Janmot a intégré l’École des Beaux-Arts de Lyon en 1831, avant de rejoindre l’atelier parisien d’Ingres en 1833, puis de le retrouver à Rome en 1836. Il a adopté une approche méthodique et soignée dans son art, dessinant et peignant selon les conventions du néoclassicisme, qui s’est transformé en académisme. Ses œuvres, caractérisées par une précision dans les proportions et des plis idéalement arrondis, démontrent une rigueur dans les études et les esquisses préparatoires. Les gestes dans ses compositions sont mesurés, les couleurs sont retenues sans excès, et la lumière est délicatement nuancée, évitant tout contraste trop marqué.
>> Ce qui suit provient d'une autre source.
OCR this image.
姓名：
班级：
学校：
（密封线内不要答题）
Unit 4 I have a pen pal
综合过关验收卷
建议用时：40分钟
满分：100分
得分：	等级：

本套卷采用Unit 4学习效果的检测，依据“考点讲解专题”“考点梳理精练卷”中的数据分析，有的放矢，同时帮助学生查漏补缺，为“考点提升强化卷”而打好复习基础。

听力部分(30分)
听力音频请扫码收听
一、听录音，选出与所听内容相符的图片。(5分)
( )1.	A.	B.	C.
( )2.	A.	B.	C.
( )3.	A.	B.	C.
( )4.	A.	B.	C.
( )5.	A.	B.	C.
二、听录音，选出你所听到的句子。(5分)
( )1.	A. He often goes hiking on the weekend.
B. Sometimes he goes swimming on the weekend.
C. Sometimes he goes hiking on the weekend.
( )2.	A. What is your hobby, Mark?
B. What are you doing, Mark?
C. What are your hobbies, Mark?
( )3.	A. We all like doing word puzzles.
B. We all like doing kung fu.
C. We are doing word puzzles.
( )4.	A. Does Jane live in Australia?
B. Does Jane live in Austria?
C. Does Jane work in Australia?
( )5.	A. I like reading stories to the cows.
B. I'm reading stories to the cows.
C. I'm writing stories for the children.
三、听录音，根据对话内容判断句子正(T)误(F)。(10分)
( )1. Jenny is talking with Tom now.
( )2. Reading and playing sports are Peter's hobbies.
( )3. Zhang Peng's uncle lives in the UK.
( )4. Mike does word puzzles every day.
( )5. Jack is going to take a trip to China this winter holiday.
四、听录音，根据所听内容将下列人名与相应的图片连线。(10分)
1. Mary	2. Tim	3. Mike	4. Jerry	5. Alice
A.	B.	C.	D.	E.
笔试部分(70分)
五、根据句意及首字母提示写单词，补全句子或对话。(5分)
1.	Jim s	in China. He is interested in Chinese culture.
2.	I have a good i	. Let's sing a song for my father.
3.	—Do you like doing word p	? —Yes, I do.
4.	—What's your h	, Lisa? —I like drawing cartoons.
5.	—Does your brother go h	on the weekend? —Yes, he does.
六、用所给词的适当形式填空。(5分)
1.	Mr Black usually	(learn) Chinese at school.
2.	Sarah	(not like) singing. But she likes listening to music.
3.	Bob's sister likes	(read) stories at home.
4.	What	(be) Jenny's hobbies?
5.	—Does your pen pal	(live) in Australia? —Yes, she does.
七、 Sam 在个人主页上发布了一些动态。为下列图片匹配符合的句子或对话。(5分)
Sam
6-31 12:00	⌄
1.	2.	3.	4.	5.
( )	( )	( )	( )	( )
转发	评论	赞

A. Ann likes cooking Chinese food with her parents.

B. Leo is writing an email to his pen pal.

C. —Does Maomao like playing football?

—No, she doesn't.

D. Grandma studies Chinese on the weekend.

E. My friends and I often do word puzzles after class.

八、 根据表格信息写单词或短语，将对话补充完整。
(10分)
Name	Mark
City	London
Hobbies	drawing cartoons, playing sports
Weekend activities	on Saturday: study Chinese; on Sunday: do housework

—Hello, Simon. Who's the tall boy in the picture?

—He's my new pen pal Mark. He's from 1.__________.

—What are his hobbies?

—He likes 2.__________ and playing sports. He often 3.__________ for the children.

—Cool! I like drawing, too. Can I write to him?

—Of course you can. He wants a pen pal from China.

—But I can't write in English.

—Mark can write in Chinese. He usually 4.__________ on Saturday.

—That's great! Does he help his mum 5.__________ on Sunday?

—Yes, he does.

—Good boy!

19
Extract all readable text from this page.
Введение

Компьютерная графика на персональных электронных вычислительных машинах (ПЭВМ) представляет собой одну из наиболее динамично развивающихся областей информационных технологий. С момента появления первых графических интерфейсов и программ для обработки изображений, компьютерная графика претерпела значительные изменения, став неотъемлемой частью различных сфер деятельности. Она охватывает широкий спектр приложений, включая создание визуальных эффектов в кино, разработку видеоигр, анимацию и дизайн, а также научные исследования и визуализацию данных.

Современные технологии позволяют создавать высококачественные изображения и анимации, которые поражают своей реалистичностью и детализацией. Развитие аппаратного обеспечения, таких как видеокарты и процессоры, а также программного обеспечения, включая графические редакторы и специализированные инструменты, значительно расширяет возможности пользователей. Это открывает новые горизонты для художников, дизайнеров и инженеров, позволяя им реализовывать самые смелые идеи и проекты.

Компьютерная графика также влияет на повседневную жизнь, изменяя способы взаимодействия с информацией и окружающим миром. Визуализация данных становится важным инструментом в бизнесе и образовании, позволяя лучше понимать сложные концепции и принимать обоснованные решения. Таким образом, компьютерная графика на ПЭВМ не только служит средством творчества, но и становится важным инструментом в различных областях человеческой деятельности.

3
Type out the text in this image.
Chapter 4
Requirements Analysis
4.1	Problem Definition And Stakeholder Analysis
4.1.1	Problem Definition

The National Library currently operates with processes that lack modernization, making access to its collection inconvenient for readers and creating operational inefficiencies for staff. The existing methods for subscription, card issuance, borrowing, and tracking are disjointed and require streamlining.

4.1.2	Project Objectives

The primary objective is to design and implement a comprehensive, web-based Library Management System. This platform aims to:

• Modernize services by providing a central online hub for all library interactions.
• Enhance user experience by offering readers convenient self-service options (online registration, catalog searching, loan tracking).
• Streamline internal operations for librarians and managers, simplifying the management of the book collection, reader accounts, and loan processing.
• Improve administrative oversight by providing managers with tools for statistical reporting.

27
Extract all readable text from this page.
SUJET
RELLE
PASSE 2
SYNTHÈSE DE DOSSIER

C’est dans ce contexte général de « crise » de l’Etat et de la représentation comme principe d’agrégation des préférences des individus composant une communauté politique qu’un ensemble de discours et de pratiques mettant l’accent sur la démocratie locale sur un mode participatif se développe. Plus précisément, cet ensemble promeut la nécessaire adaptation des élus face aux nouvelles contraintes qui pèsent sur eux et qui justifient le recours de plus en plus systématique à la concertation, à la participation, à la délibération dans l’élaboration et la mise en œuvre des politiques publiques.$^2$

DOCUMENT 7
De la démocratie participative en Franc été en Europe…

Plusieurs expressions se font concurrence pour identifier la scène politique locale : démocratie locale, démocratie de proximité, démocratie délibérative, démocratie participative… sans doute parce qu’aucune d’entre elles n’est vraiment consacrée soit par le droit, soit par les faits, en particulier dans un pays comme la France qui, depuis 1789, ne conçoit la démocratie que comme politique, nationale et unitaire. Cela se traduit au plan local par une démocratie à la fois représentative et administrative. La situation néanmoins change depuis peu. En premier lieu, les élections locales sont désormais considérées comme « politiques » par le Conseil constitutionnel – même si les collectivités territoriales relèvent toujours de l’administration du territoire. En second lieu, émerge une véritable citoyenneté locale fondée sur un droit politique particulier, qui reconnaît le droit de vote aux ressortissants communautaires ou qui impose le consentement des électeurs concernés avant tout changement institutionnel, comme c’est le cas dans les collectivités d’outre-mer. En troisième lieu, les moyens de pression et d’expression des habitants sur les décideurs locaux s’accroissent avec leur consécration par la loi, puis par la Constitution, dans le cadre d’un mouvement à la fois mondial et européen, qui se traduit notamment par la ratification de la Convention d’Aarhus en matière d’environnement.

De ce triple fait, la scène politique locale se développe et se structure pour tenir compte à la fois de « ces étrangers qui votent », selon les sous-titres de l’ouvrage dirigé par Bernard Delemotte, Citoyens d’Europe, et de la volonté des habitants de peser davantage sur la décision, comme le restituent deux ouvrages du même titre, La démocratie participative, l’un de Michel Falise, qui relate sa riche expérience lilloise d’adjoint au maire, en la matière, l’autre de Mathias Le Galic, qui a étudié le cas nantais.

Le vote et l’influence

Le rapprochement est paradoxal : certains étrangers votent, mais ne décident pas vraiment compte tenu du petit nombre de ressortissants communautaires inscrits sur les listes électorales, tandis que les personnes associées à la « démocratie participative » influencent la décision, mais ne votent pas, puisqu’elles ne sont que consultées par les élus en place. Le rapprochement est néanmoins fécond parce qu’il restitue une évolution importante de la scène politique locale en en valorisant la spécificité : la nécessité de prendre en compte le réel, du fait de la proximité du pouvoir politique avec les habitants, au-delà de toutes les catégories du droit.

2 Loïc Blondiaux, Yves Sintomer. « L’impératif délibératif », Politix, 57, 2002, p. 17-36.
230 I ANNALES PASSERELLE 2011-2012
Le plus gros projet de sa vie se concrétise au milieu des années 1850, avec la création d’un ensemble de 34 tableaux accompagnés d’un long poème destiné à illustrer et narrer chaque image. Cet ensemble, intitulé « Le Poème de l’âme », est dévoilé lors de l’Exposition Universelle de 1855. Malheureusement, il est profondément affecté par le manque de succès de son œuvre, pour laquelle il s’était presque ruiné. Il y exposait l’essence de ses tourments, notamment l’idée que l’âme humaine est constamment en quête d’un idéal sur Terre. Il critique sévèrement la dure condition humaine, condamnée à souffrir d’un mal romantique ou d’une folie inexprimable, contenue dans le corps sous la forme de spleen. La même année, il épouse Léonie de Saint-Paulet, issue d’une famille noble de Carpentras (PACA). Peu après, il devient professeur aux Beaux-Arts de Lyon pour une courte période avant de s’établir définitivement pour fonder une famille de sept enfants.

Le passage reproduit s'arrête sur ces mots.